Shena menunjukkan senyumnya untuk Arlan. “Memangnya Mas Arlan mau antar aku pulang? Ke kampung, loh.”

Mendapat pertanyaan dari Shena, Arlan memasang tatapan tajamnya. “Saya sibuk.”

Kekehan kecil terdengar di telinga Arlan. “Yaudah, Ma, aku pergi dulu, ya.” Shena mencium punggung tangan Kinara sebagai tanda hormat sekaligus berpamitan. “Mas Arlan, semangat, ya, kerjanya. Jangan lupa istirahat. Aku pergi dulu.”

Tidak ada jawaban dari Arlan. Dia hanya terus fokus ke laptopnya, berpura-pura tidak mendengar apa yang Shena ucapkan untuknya. 

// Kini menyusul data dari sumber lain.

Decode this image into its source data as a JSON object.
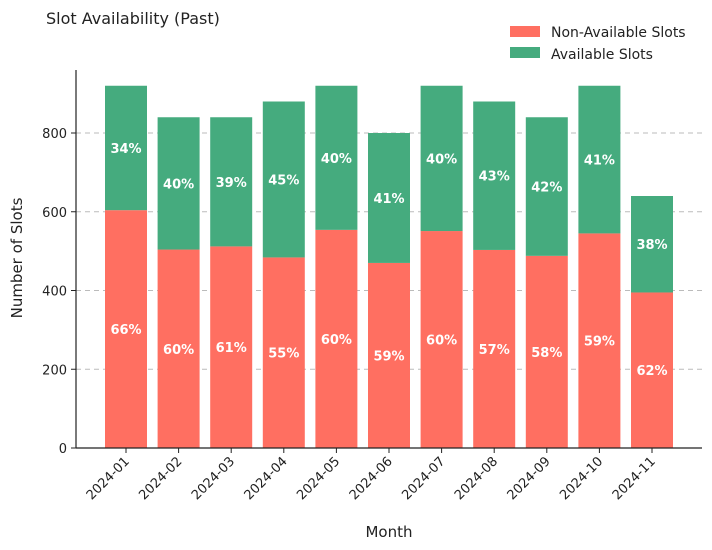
{
  "chart_data": {
    "type": "bar",
    "stacked": true,
    "title": "Slot Availability (Past)",
    "xlabel": "Month",
    "ylabel": "Number of Slots",
    "ylim": [
      0,
      960
    ],
    "yticks": [
      0,
      200,
      400,
      600,
      800
    ],
    "grid": "y-dashed",
    "legend_position": "top-right",
    "categories": [
      "2024-01",
      "2024-02",
      "2024-03",
      "2024-04",
      "2024-05",
      "2024-06",
      "2024-07",
      "2024-08",
      "2024-09",
      "2024-10",
      "2024-11"
    ],
    "series": [
      {
        "name": "Non-Available Slots",
        "color": "#ff6f61",
        "values": [
          604,
          504,
          512,
          484,
          554,
          470,
          551,
          503,
          488,
          545,
          395
        ],
        "labels": [
          "66%",
          "60%",
          "61%",
          "55%",
          "60%",
          "59%",
          "60%",
          "57%",
          "58%",
          "59%",
          "62%"
        ]
      },
      {
        "name": "Available Slots",
        "color": "#45ab7e",
        "values": [
          316,
          336,
          328,
          396,
          366,
          330,
          369,
          377,
          352,
          375,
          245
        ],
        "labels": [
          "34%",
          "40%",
          "39%",
          "45%",
          "40%",
          "41%",
          "40%",
          "43%",
          "42%",
          "41%",
          "38%"
        ]
      }
    ]
  }
}
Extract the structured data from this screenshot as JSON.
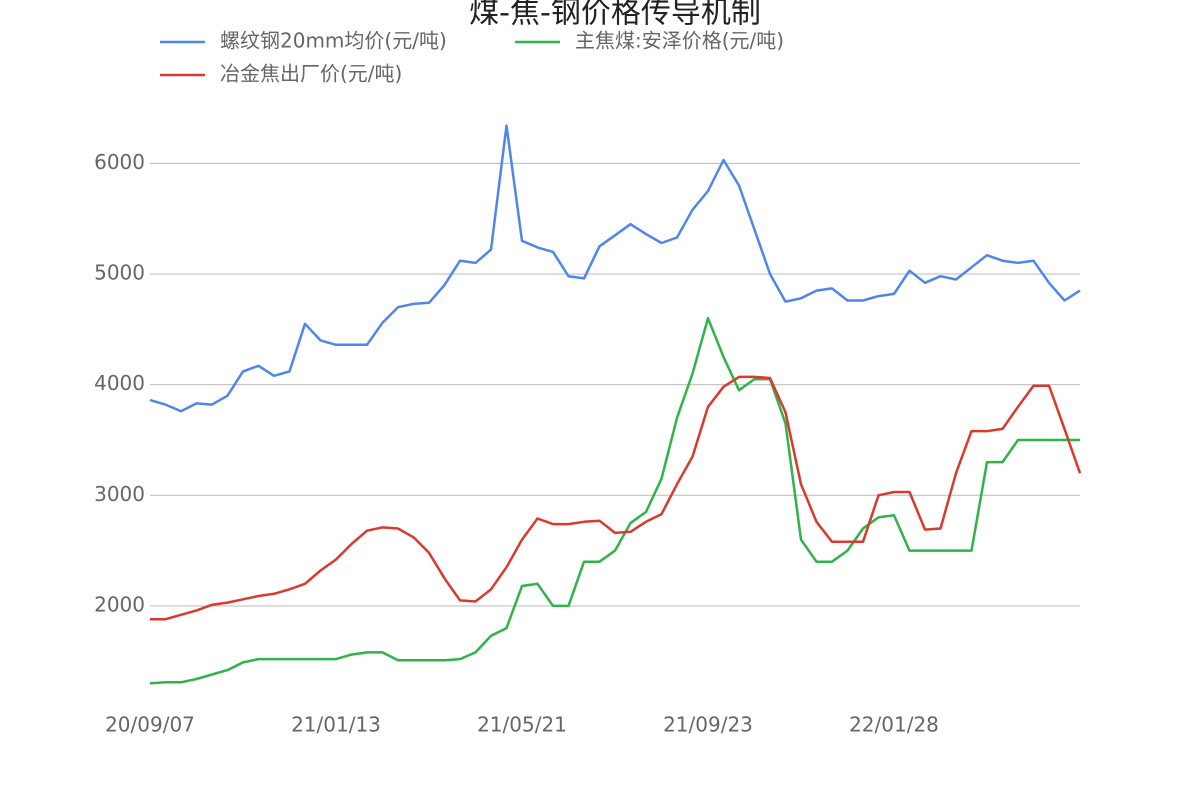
{
  "chart_data": {
    "type": "line",
    "title": "煤-焦-钢价格传导机制",
    "categories": [
      "20/09/07",
      null,
      null,
      null,
      null,
      null,
      null,
      null,
      null,
      null,
      null,
      null,
      "21/01/13",
      null,
      null,
      null,
      null,
      null,
      null,
      null,
      null,
      null,
      null,
      null,
      "21/05/21",
      null,
      null,
      null,
      null,
      null,
      null,
      null,
      null,
      null,
      null,
      null,
      "21/09/23",
      null,
      null,
      null,
      null,
      null,
      null,
      null,
      null,
      null,
      null,
      null,
      "22/01/28",
      null,
      null,
      null,
      null,
      null,
      null,
      null,
      null,
      null,
      null,
      null,
      null
    ],
    "series": [
      {
        "name": "螺纹钢20mm均价(元/吨)",
        "color": "#4f86ec",
        "values": [
          3860,
          3820,
          3760,
          3830,
          3820,
          3900,
          4120,
          4170,
          4080,
          4120,
          4550,
          4400,
          4360,
          4360,
          4360,
          4560,
          4700,
          4730,
          4740,
          4900,
          5120,
          5100,
          5220,
          6340,
          5300,
          5240,
          5200,
          4980,
          4960,
          5250,
          5350,
          5450,
          5360,
          5280,
          5330,
          5580,
          5750,
          6030,
          5800,
          5400,
          5000,
          4750,
          4780,
          4850,
          4870,
          4760,
          4760,
          4800,
          4820,
          5030,
          4920,
          4980,
          4950,
          5060,
          5170,
          5120,
          5100,
          5120,
          4920,
          4760,
          4850
        ]
      },
      {
        "name": "主焦煤:安泽价格(元/吨)",
        "color": "#2fb34a",
        "values": [
          1300,
          1310,
          1310,
          1340,
          1380,
          1420,
          1490,
          1520,
          1520,
          1520,
          1520,
          1520,
          1520,
          1560,
          1580,
          1580,
          1510,
          1510,
          1510,
          1510,
          1520,
          1580,
          1730,
          1800,
          2180,
          2200,
          2000,
          2000,
          2400,
          2400,
          2500,
          2750,
          2850,
          3150,
          3700,
          4100,
          4600,
          4250,
          3950,
          4050,
          4050,
          3650,
          2600,
          2400,
          2400,
          2500,
          2700,
          2800,
          2820,
          2500,
          2500,
          2500,
          2500,
          2500,
          3300,
          3300,
          3500,
          3500,
          3500,
          3500,
          3500
        ]
      },
      {
        "name": "冶金焦出厂价(元/吨)",
        "color": "#d93a2e",
        "values": [
          1880,
          1880,
          1920,
          1960,
          2010,
          2030,
          2060,
          2090,
          2110,
          2150,
          2200,
          2320,
          2420,
          2560,
          2680,
          2710,
          2700,
          2620,
          2480,
          2250,
          2050,
          2040,
          2150,
          2350,
          2600,
          2790,
          2740,
          2740,
          2760,
          2770,
          2660,
          2670,
          2760,
          2830,
          3100,
          3350,
          3800,
          3980,
          4070,
          4070,
          4060,
          3750,
          3100,
          2760,
          2580,
          2580,
          2580,
          3000,
          3030,
          3030,
          2690,
          2700,
          3200,
          3580,
          3580,
          3600,
          3800,
          3990,
          3990,
          3600,
          3200
        ]
      }
    ],
    "ylim": [
      1150,
      6500
    ],
    "yticks": [
      2000,
      3000,
      4000,
      5000,
      6000
    ],
    "grid": true
  }
}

Tidak mendapat respons apa pun dari Arlan, Shena hanya bisa mengembuskan napas pasrah dan kembali menunjukkan senyumnya di depan Kinara. Kinara mengantar Shena sampai di depan rumah untuk menemui pak Eno. 

“Pak Eno, tolong antar Shena ke rumahnya, ya,” pinta Kinara, “sudah tau rumahnya, ‘kan?”

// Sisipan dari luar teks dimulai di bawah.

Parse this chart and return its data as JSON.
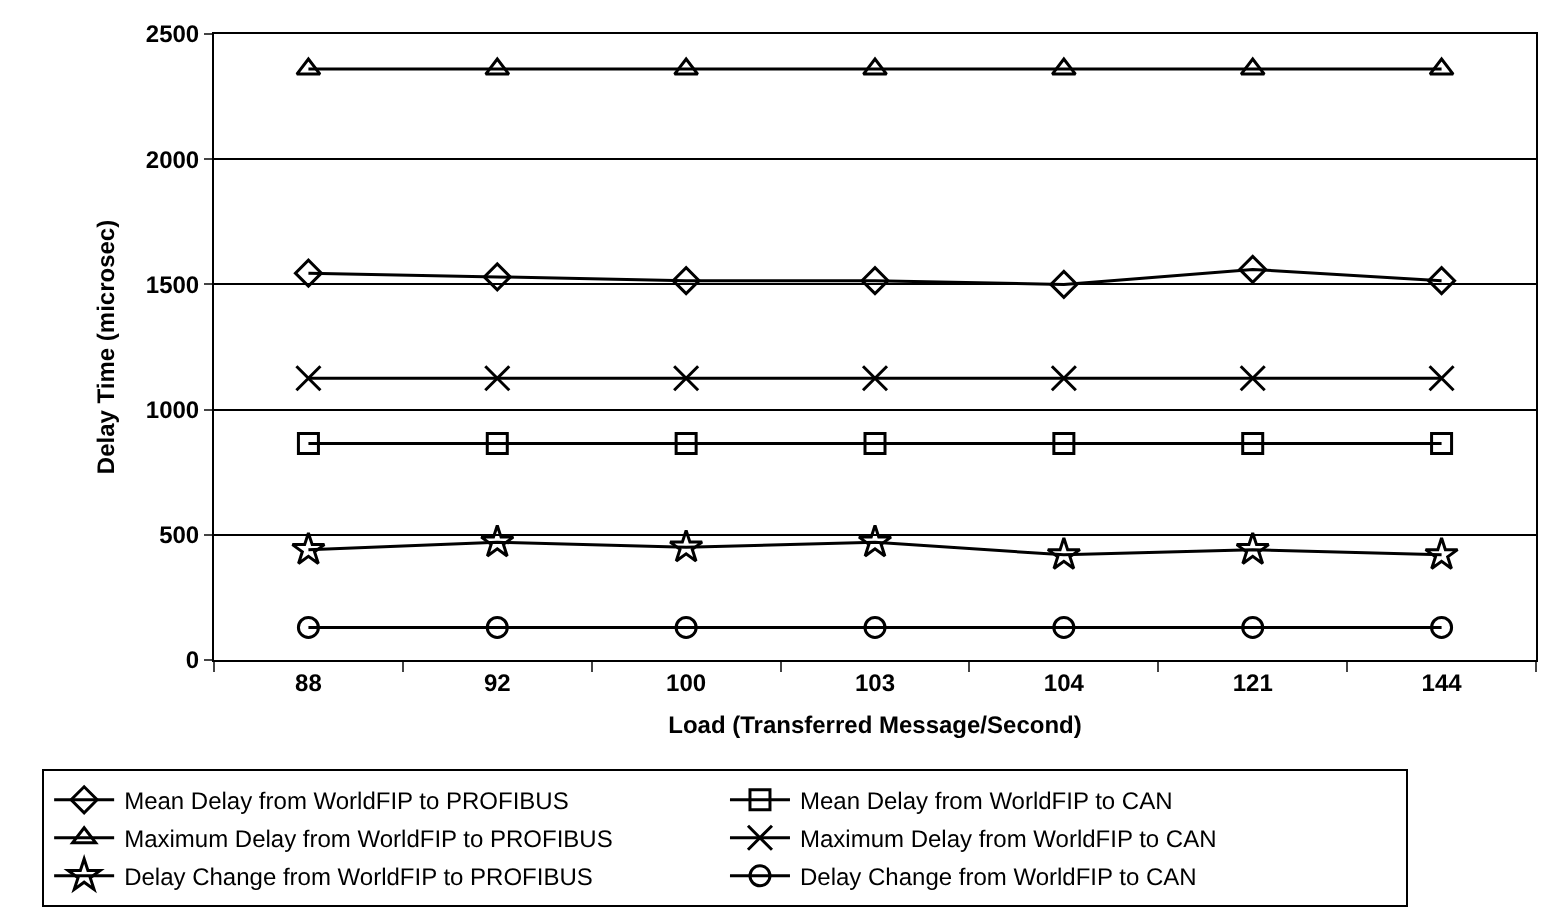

Pak Eno mengangguk dengan cepat. “Ibu tenang saja, saya masih ingat, kok. Ayo, Neng!”

“Iya, Pak,” balas Shena, “Bu, makasih banyak, ya, udah izinin aku menginap di sini. Aku pulang dulu.”

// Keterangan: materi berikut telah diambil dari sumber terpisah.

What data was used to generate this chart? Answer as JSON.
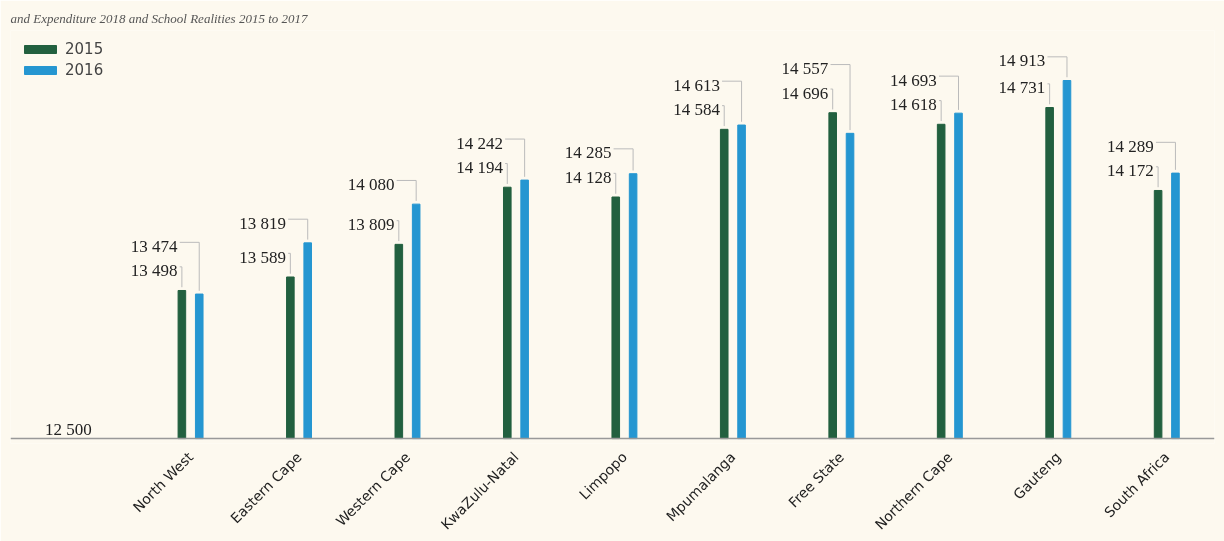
{
  "chart_data": {
    "type": "bar",
    "subtitle": "and Expenditure 2018 and School Realities 2015 to 2017",
    "categories": [
      "North West",
      "Eastern Cape",
      "Western Cape",
      "KwaZulu-Natal",
      "Limpopo",
      "Mpumalanga",
      "Free State",
      "Northern Cape",
      "Gauteng",
      "South Africa"
    ],
    "series": [
      {
        "name": "2015",
        "color": "#22603f",
        "values": [
          13498,
          13589,
          13809,
          14194,
          14128,
          14584,
          14696,
          14618,
          14731,
          14172
        ],
        "value_labels": [
          "13 498",
          "13 589",
          "13 809",
          "14 194",
          "14 128",
          "14 584",
          "14 696",
          "14 618",
          "14 731",
          "14 172"
        ]
      },
      {
        "name": "2016",
        "color": "#2596d1",
        "values": [
          13474,
          13819,
          14080,
          14242,
          14285,
          14613,
          14557,
          14693,
          14913,
          14289
        ],
        "value_labels": [
          "13 474",
          "13 819",
          "14 080",
          "14 242",
          "14 285",
          "14 613",
          "14 557",
          "14 693",
          "14 913",
          "14 289"
        ]
      }
    ],
    "ylim": [
      12500,
      15250
    ],
    "ref_lines": [
      {
        "axis": "y",
        "value": 12500,
        "label": "12 500",
        "color": "#999999"
      }
    ],
    "grid": false,
    "legend": "top left"
  }
}
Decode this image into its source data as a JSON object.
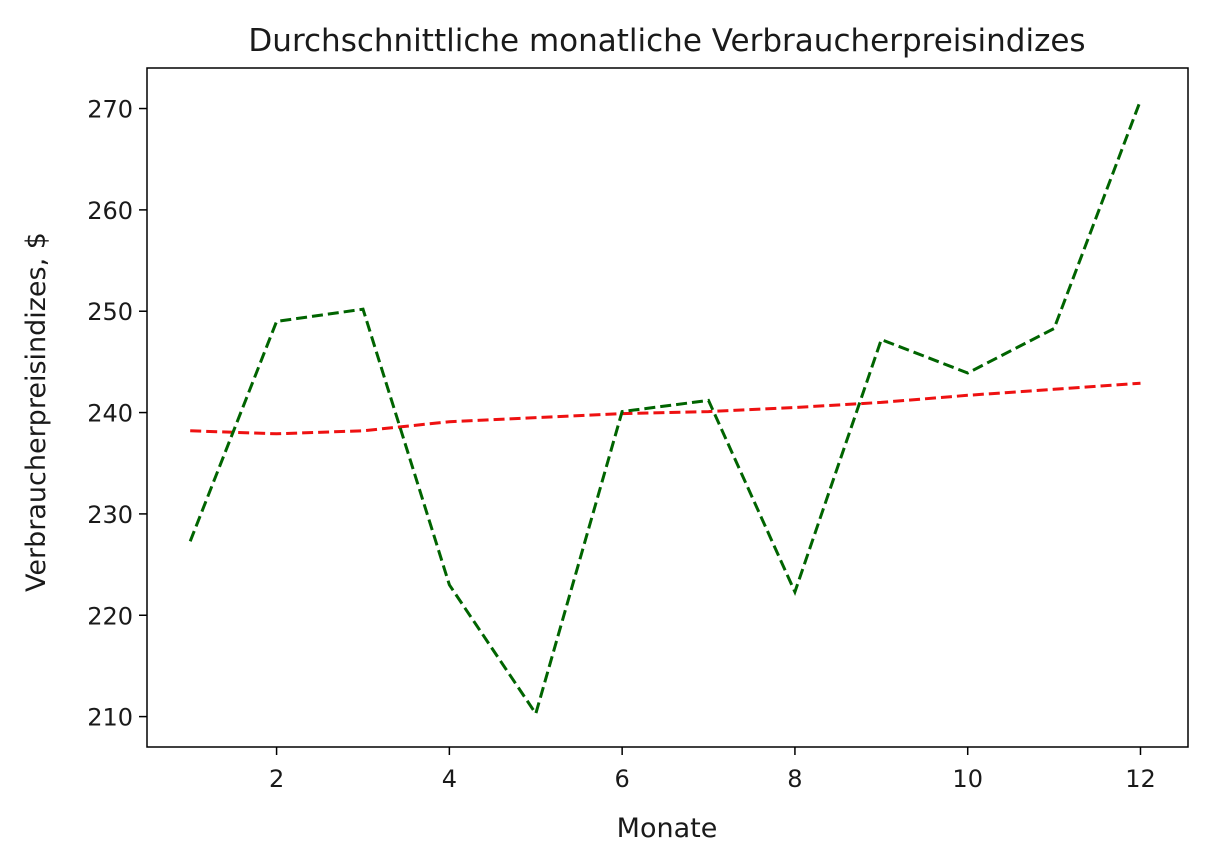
{
  "chart_data": {
    "type": "line",
    "title": "Durchschnittliche monatliche Verbraucherpreisindizes",
    "xlabel": "Monate",
    "ylabel": "Verbraucherpreisindizes, $",
    "x": [
      1,
      2,
      3,
      4,
      5,
      6,
      7,
      8,
      9,
      10,
      11,
      12
    ],
    "xlim": [
      0.5,
      12.55
    ],
    "ylim": [
      207,
      274
    ],
    "xticks": [
      2,
      4,
      6,
      8,
      10,
      12
    ],
    "yticks": [
      210,
      220,
      230,
      240,
      250,
      260,
      270
    ],
    "grid": false,
    "series": [
      {
        "color": "#ee1111",
        "style": "dashed",
        "values": [
          238.2,
          237.9,
          238.2,
          239.1,
          239.5,
          239.9,
          240.1,
          240.5,
          241.0,
          241.7,
          242.3,
          242.9
        ]
      },
      {
        "color": "#006400",
        "style": "dashed",
        "values": [
          227.3,
          249.0,
          250.2,
          223.0,
          210.3,
          240.1,
          241.2,
          222.3,
          247.2,
          243.9,
          248.3,
          270.8
        ]
      }
    ]
  }
}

“Iya, Sayang.” Kinara mengecup kening Shena cukup lama. “Pak Eno, hati-hati, ya!”

“Siap, Bu!” seru pak Eno seraya menunjukkan ibu jarinya.

“Tunggu!” seru Arlan. Semuanya sontak menoleh ke sumber suara. Arlan berjalan mendekat ke mobil dan menemui pak Eno. “Pak, biar saya yang antar dia.”

“Pak Arlan yakin?” tanya pak Eno dengan raut ragunya. Arlan tidak menjawabnya, dia hanya terus memberi kode agar pak Eno segera turun. “Baik, Pak Arlan.”

Setelah pak Eno turun dari mobil, Arlan pun segera masuk. “Cepat masuk!”

Shena yang mengerti bahwa perintah Arlan itu ditujukan untuknya, Shena pun dengan cepat masuk ke dalam mobil dan duduk di bangku depan samping Arlan.

“Sering-sering main ke sini, ya!” seru Kinara seraya melambaikan tangannya ke arahnya Shena. Shena pun mengangguk sebagai jawaban dan membalas lambaian tangan Kinara dengan lambaian juga.

Arlan mulai melajukan mobilnya. Sepi, tidak ada suara selain suara mesin dan kendaraan lain di perjalanan panjang mereka. Shena hanya terus melihat jalanan dari kaca mobil di sampingnya. 

“Pimpin jalannya,” ujar Arlan. Shena yang awalnya hanya fokus ke jalanan, sontak menoleh ke arah Arlan dengan raut terkejutnya. “Pimpin jalannya.”

“Oh, iya. Mas Arlan tau gedung besar yang terbengkalai di kota ini?” tanya Shena. Arlan hanya mengangguk tanpa mengalihkan pandangannya sedikitpun dari depan. “Nah, lurus sedikit, nanti belok ke kiri. Nanti aku kasih tau belokan yang mananya.”

Suasana kembali hening. Shena yang tidak tahan dengan keheningan yang melandanya, dia memberanikan diri untuk membuka mulutnya kembali. 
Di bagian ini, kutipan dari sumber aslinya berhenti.